Ihnen folgten im Frühjahr 1632 die Schweden, die ihre protestantischen Glaubensbrüder nicht schonten und genauso zur Plünderung schritten wie die Truppen Tillys. In der zweiten Hälfte des Jahres 1632 lagen sich die Truppen Gustav Adolfs und Wallensteins in Heerlagern bei der Alten Veste bei Zirndorf gegenüber. Die Soldaten in den Lagern mussten von streifenden Abteilungen versorgt werden. Die Plünderer, nach Beute strebende und mit der Bevölkerung nicht zimperlich umgehende Soldatenhaufen beider Lager, streiften von Zirndorf und Nürnberg aus bis in den Hahnenkamm, in das Altmühltal und in das Hesselbergland.

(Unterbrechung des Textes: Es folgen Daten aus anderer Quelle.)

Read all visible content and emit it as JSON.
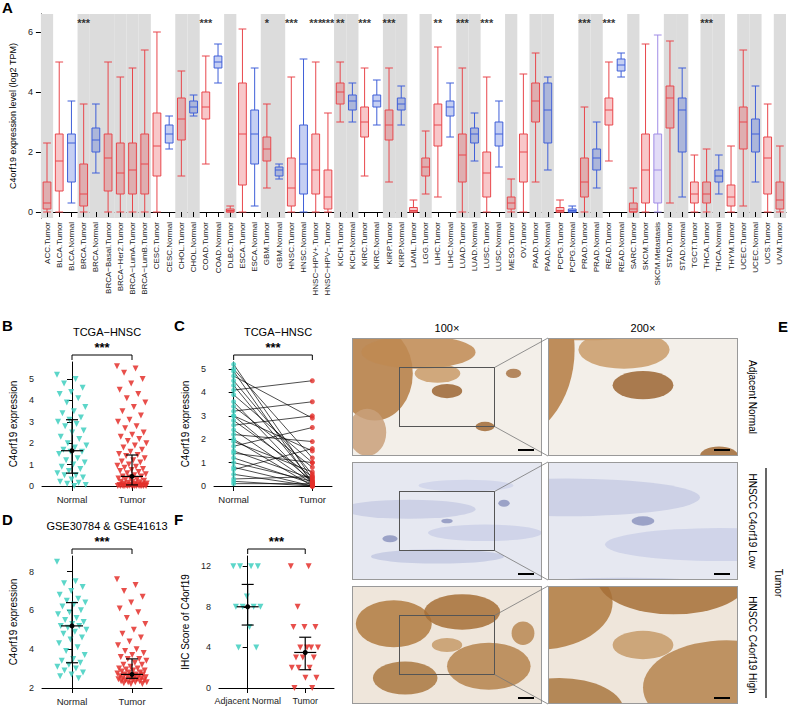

Doch dies alles war nur ein Vorspiel des Schreckensjahres 1634, als die Heere zur entscheidenden Schlacht bei Nördlingen im September 1634 aufmarschierten, als die Dörfer im Ries und seinem Umland brannten und die Pest im Gefolge der Soldaten, die aus Spanien kamen, im Lande umging. In Heidenheim starben in diesem Schreckensjahr 1634 173 Menschen. Das war die zweite schreckliche Epoche des Krieges.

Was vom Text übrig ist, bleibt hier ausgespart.